Graz - Was hier im Keller jenes Altbaues im Grazer "Nobelbezirk" Geidorf, am Fuße des Schlossberges, in der Nacht des 22. Juni wirklich passiert ist, bleibt auch den Ermittlern vorerst noch weitgehend verborgen. "Wir haben noch kein Gesamtbild", heißt es in der Staatsanwaltschaft Graz.

Zweifelsfrei steht bis dato nur fest: Ein 16-Jähriger wurde hier ermordet, ein 14 Jahre altes Mädchen vergewaltigt. Der mutmaßliche, 16 Jahre alte Täter gibt an, er sei von seinem Freund, dem späteren Opfer, unter Waffengewalt gezwungen worden, das Mädchen zu vergewaltigen, er habe den Freund daraufhin aus Rache mit einem Gewehr seines Großvaters getötet.

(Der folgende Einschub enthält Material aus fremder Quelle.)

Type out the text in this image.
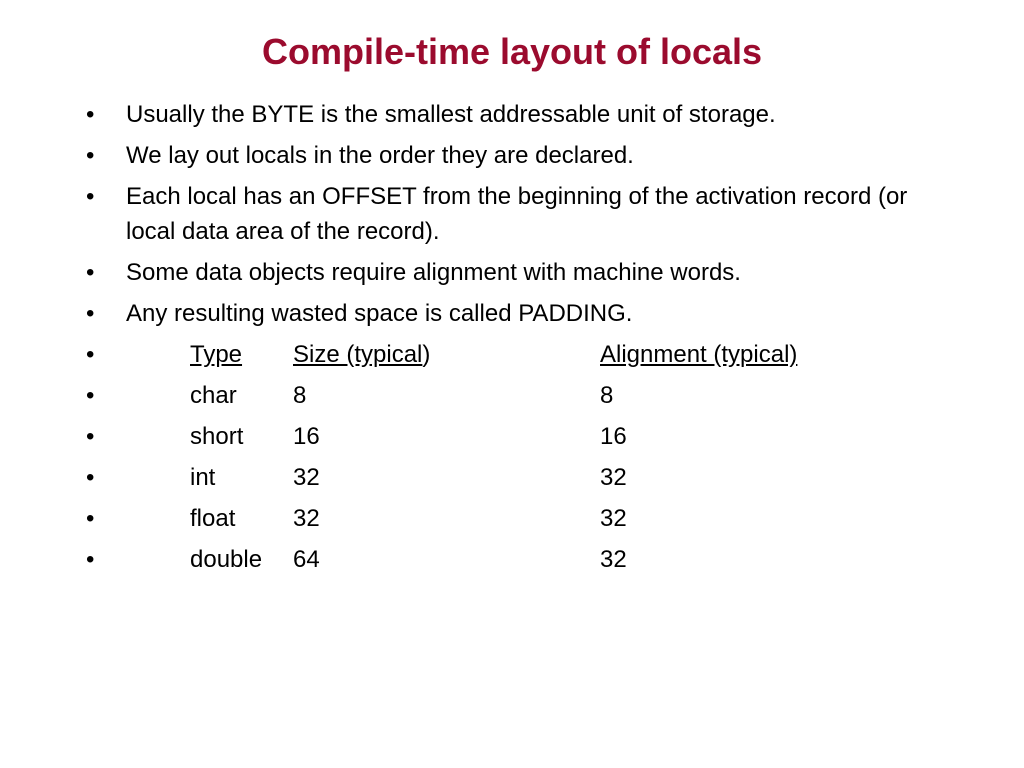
Compile-time layout of locals
• Usually the BYTE is the smallest addressable unit of storage.
• We lay out locals in the order they are declared.
• Each local has an OFFSET from the beginning of the activation record (or local data area of the record).
• Some data objects require alignment with machine words.
• Any resulting wasted space is called PADDING.
•	Type	Size (typical)	Alignment (typical)
•	char	8	8
•	short	16	16
•	int	32	32
•	float	32	32
•	double	64	32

Dieser soll ihm bei der Beseitigung der Leiche in Rabafüzes im ungarischen Grenzbereich geholfen haben. Beide sitzen in Graz in U-Haft. Das traumatisierte Mädchen wird derzeit in der Grazer Nervenklinik Sigmund Freud behandelt, sie konnte noch nicht einvernommen werden.

Ob auch die Mutter des mutmaßlichen Täters an der Vertuschung beteiligt war, wird derzeit noch untersucht, sie kurte in Bad Vöslau, wo ihr Sohn verhaftet wurde. In ihrem Auto soll die Leiche transportiert worden sein. Dass Drogen im Spiel waren, will die Staatsanwaltschaft nicht bestätigen.

"Horror-Kindergarten"

Der mysteriöse Mordfall in diesem gutbürgerlichen, mehrstöckigen Haus am Grazer Murufer lenkt den Blick nun auch auf jenen im Haus untergebrachten "Horror-Kindergarten" - wie er von Eltern genannt wurde -, der vor fünf Jahren für Aufregung gesorgt hatte. Die Mutter des jetzt des Mordes verdächtigten Jugendlichen führte hier im Erdgeschoß eine Kinderkrippe, im zweiten Stock einen Privatkindergarten. "Es passierten ungeheuerliche Dinge", schildert eine Mutter (Name der Redaktion bekannt) die damalige Situation im Kindergarten. "Ein totes Meerschweinchen lag im Kindergartenareal, es wurde mit Bleistiften zu Tode gequält. Die Kinder sind mit Schrauben und Steinen beworfen worden."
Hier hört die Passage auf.